E tudo isto lembra-me que o mundo em que vivemos, (ainda) assenta em grande parte, numa educação autoritária, numa cultura de obediência, sem reconhecer que crianças e adultos têm igual dignidade, desejos, emoções, opiniões e necessidades. Esta forma intolerante de (des)educar continua sem querer ver que as criança só obedecem por medo das represálias, não por respeito ou por sentirem ser parte do sistema. Os adultos também. Até porque, as crianças de hoje, são líderes de amanhã que crescem sem saber que são únicas, que merecem, que pertencem, que têm voz, que podem e devem questionar, que é possível dar as mãos na co-criação colectiva de soluções em prol do todo. Crianças, futuros adultos que não percebem que podem e têm a responsabilidade pessoal de agir.
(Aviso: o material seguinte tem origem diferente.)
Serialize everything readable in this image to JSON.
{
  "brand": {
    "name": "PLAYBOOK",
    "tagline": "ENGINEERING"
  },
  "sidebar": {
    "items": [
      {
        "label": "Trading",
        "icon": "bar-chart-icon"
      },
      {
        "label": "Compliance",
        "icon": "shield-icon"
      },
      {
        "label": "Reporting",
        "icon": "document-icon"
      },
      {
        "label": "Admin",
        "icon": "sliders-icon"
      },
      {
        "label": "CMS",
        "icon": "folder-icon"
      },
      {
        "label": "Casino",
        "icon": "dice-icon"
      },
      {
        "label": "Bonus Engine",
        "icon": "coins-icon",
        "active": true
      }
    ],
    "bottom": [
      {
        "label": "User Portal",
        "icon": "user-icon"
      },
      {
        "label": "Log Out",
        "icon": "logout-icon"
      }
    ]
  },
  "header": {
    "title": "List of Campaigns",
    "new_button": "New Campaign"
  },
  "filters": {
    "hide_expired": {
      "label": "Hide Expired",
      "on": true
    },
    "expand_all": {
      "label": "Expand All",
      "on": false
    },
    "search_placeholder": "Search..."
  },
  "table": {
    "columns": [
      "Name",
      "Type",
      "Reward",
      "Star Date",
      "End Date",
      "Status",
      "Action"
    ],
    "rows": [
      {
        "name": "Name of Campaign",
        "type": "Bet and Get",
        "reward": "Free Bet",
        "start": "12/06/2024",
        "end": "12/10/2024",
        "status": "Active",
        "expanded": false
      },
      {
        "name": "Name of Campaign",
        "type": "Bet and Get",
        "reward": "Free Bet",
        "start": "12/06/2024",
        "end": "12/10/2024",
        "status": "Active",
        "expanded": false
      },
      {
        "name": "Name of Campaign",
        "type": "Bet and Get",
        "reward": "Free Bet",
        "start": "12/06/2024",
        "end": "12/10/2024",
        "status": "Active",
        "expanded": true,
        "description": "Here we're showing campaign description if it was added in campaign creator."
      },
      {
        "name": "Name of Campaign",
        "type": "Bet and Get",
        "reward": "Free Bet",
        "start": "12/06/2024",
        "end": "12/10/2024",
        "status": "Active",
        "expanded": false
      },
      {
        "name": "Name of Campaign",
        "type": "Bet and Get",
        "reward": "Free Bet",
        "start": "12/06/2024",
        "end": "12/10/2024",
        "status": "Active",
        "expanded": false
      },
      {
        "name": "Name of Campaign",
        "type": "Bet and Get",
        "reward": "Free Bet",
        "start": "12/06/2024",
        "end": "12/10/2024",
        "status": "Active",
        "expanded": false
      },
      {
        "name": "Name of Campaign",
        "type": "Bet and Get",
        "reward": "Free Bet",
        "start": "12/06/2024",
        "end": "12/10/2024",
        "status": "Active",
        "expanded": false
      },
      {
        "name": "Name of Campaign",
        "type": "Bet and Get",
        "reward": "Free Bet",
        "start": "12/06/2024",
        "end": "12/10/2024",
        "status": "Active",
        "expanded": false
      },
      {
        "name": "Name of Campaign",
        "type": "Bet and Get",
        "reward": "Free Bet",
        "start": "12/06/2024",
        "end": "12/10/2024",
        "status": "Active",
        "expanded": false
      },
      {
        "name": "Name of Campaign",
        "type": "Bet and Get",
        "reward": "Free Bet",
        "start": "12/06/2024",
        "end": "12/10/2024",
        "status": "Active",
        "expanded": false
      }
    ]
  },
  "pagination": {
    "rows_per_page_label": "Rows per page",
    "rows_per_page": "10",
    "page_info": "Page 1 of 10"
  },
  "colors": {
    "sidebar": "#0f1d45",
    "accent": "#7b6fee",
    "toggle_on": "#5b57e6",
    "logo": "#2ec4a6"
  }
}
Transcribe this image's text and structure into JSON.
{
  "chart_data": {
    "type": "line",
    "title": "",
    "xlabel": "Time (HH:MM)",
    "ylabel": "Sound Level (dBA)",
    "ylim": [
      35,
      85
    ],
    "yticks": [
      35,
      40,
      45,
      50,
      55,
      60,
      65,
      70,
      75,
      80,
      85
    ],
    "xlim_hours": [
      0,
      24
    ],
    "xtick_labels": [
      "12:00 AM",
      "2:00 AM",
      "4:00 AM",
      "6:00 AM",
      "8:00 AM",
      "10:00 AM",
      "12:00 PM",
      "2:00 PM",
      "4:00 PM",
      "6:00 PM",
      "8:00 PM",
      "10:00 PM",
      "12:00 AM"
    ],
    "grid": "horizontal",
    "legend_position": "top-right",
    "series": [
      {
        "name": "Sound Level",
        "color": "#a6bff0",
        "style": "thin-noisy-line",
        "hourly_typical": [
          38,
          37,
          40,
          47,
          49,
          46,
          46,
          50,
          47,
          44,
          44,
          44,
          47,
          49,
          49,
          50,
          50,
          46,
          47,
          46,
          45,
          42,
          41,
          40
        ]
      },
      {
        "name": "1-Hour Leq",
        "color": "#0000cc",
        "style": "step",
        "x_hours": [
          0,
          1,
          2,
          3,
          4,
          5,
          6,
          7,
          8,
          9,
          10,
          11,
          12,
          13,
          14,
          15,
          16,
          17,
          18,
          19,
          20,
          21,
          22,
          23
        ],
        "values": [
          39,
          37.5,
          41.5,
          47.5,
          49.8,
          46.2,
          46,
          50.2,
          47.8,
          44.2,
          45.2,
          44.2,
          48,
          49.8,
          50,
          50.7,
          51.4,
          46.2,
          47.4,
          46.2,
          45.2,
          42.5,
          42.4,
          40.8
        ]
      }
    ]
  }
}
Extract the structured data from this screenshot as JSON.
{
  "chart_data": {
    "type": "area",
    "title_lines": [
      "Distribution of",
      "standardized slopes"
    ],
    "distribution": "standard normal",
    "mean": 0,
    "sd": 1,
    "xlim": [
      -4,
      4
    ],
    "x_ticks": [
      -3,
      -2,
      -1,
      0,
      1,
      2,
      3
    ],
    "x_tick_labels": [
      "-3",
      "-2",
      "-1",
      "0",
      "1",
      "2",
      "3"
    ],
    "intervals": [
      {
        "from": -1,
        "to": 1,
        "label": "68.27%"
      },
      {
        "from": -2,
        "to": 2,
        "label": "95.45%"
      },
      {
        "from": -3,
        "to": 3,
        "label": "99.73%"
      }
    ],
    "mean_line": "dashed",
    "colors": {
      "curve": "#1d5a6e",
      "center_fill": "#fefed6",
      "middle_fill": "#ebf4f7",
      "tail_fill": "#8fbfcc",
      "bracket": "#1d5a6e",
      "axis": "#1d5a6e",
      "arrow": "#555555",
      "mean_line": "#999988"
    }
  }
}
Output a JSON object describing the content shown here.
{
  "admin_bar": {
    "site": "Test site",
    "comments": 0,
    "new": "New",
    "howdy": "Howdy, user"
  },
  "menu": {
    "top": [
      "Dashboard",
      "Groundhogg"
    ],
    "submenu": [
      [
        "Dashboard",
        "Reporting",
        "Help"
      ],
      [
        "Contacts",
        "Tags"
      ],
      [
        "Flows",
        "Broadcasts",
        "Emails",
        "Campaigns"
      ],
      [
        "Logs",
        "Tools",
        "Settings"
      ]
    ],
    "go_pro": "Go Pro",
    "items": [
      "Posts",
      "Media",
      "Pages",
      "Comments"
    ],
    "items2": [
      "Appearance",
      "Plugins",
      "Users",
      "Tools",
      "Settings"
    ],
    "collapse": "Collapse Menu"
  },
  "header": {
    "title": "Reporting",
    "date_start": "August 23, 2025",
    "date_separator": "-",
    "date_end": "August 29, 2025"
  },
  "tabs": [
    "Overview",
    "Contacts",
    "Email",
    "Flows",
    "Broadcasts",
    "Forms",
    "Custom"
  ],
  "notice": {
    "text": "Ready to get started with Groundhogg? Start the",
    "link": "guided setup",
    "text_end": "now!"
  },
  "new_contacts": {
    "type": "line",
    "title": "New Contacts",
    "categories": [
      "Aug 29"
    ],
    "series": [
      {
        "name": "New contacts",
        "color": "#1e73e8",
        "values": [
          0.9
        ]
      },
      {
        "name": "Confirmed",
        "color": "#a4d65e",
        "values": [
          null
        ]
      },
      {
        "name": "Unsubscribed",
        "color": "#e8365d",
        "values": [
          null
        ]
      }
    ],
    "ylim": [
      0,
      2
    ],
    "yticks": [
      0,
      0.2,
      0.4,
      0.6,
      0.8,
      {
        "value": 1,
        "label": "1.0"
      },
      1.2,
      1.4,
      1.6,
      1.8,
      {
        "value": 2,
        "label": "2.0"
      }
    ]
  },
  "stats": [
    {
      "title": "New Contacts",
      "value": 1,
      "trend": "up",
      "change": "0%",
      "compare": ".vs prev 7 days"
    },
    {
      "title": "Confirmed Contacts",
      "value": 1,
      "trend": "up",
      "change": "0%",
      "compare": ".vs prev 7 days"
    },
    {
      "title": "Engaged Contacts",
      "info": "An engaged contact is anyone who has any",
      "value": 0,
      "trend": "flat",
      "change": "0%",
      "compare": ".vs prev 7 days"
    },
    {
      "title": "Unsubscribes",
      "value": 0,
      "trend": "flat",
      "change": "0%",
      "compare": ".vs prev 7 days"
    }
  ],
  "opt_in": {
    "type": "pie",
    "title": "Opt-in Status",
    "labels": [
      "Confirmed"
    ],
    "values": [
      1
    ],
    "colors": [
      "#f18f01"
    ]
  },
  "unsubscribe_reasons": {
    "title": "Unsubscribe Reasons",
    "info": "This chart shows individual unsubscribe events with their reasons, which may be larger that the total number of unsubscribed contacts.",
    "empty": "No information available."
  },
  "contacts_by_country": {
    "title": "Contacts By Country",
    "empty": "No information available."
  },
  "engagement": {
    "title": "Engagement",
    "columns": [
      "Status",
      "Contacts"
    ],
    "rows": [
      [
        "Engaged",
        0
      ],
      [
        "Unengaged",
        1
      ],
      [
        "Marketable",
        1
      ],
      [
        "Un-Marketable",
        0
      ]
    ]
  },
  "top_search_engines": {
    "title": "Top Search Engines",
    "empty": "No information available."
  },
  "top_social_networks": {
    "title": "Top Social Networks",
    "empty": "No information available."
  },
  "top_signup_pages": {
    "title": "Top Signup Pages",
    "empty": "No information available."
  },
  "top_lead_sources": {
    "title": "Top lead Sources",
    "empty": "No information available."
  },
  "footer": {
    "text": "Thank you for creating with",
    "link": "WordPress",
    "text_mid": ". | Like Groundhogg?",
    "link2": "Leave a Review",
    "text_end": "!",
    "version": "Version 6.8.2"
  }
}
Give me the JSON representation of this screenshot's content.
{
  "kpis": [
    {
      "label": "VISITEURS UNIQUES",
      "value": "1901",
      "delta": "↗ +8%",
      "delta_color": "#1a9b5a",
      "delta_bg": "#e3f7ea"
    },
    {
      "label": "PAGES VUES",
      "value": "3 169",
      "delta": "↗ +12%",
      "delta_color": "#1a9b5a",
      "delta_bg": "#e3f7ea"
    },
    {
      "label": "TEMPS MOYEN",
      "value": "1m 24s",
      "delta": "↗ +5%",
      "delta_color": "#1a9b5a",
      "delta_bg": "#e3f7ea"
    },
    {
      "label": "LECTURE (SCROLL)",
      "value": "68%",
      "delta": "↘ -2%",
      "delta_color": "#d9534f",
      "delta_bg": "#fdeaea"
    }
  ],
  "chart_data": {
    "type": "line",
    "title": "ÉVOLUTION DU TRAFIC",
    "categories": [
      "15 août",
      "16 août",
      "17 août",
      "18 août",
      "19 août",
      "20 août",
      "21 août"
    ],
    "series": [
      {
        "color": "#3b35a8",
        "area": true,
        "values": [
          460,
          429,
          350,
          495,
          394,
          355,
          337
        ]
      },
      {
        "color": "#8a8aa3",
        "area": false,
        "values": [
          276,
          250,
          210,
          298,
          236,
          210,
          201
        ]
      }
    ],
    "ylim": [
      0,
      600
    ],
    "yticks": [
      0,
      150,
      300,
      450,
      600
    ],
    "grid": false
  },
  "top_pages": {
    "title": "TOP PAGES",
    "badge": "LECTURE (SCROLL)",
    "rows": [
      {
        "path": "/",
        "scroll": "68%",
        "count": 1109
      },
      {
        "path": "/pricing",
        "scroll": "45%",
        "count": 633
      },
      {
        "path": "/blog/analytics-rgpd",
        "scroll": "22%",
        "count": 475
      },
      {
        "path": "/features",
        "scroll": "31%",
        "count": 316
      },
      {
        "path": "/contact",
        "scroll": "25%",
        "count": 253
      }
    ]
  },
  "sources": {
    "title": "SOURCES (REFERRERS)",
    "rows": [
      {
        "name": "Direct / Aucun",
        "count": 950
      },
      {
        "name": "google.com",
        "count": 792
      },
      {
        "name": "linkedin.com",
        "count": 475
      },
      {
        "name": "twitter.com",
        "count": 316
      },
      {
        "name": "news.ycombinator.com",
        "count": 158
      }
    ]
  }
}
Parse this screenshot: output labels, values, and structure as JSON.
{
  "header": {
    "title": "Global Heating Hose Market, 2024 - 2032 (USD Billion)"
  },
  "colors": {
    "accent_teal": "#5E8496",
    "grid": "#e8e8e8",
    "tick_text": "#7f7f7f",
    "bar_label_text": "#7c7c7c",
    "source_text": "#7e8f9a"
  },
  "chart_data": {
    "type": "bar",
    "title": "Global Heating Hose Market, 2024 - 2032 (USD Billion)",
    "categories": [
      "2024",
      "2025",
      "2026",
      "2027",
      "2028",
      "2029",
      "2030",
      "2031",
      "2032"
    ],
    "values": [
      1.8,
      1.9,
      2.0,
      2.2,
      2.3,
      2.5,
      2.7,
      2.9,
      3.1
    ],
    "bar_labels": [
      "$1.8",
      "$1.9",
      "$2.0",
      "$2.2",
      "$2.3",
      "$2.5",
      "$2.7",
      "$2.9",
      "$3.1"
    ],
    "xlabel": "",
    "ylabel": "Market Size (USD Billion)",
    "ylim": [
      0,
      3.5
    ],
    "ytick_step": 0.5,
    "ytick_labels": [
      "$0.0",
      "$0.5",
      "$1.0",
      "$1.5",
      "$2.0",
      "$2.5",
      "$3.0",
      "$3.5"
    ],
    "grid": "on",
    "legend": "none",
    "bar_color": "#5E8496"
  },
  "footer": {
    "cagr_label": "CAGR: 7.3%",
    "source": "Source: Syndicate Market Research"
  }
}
Todo este processo é comandado pela neurocepção. O termo é cunhado pelo neurocientista e psiquiatra Dr. Stephen Porges - e significa a função inconsciente que todos temos para detectar pistas de segurança ou perigo do ambiente externo (e interno) e, em seguida, mudar para estados defensivos ou de segurança do sistema nervoso autónomo. O corpo está constantemente a ‘scanear’ o ambiente, à procura de sinais de perigo ou de segurança. As informações externas do ambiente são então, filtradas pelos sentidos sendo em seguida direcionadas para partes primitivas do tronco cerebral, longe da nossa percepção consciente. Ou seja, a neurocepção não tem nada a ver com escolha. Tem tudo a ver com respostas neurobiológicas à segurança ou ao perigo. Essas respostas estão codificadas no nosso ADN, herdadas das gerações anteriores que sobreviveram o suficiente para transmitir aquilo que as ajudou a sobreviver. E é por isso que quanto mais cedo criarmos espaços seguros para escutarmos a liberdade de expressão, emoções e sentimentos das nossas crianças, em igual dignidade e valor, mais garantia temos de respeito e democracia futuros. Isso, e a certeza de que deixa de haver espaço para abstenções. Caso contrário, corremos o risco de ver a história repetir-se. Hannah Arendt retrata muito bem este caminho destrutivo no seu livro ‘Eichmann em Jerusalém’. Em 1960, Adolf Eichmann, nazi responsável por traçar a chamada ‘solução final’, foi julgado pelo Tribunal de Nuremberga. A grande surpresa aconteceu quando Eichmann, conhecido pelo ‘monstro sanguinário’, responsável pelo genocídio de milhares de judeus, é julgado como sendo apenas um funcionário do Estado, um burocrata que cumpria ordens superiores. Arendt fala-nos daquilo a que chama a “banalidade do mal”, descrevendo a capacidade do Estado de igualar o exercício da violência homicida ao mero cumprimento da actividade burocrática.
mal”!
Pois bem, eu escolho manter a minha crença, suportada pela neurolinguística e pela neurociência: vale sempre a pena verbalizarmos, escrevermos, gesticularmos a nossa verdade!! Em todas as frentes! Em casa, na rua, nas urnas. Em consciência. Sempre!